In 2021, she released her first solo album Phidylé on the Supraphon label, which was named as Editor’s Choice and The Best Classical Album of 2021 by Gramophone magazine and won the “Vocal” category in the prestigious BBC Magazine Music Awards. Her recordings Fantasie and K2 were issued by the Radioservis label. In September 2024, she released the album Tag und Nacht with Jakub Hrůša and the Bamberg Symphony on the Supraphon label.
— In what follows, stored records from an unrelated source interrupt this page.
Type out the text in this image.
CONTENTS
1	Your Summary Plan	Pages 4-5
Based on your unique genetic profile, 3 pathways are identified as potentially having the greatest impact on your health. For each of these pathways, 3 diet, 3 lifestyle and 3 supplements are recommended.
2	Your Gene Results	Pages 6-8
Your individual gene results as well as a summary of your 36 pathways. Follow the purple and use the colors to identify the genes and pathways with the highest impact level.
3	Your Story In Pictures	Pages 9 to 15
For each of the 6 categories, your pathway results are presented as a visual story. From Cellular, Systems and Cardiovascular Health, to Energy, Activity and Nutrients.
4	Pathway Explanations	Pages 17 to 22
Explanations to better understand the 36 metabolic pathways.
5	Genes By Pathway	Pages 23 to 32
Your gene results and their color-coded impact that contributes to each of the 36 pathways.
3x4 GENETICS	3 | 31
The Rudolfinum is one of the most important Neo-Renaissance edifices in the Czech Republic. In its conception as a multi-purpose cultural centre it was quite unique in Europe at the time of its construction. Based on a joint design by two outstanding Czech architects, Josef Zítek and Josef Schultz, a magnificent building was erected serving for concerts, as a gallery, and as a museum. The grand opening on 7 February 1885 was attended by Crown Prince Rudolph of Austria, in whose honour the structure was named. In 1896 the very first concert of the Czech Philharmonic Orchestra took place in the Rudolfinum's main concert hall, under the baton of the composer Antonín Dvořák whose name was later bestowed on the hall.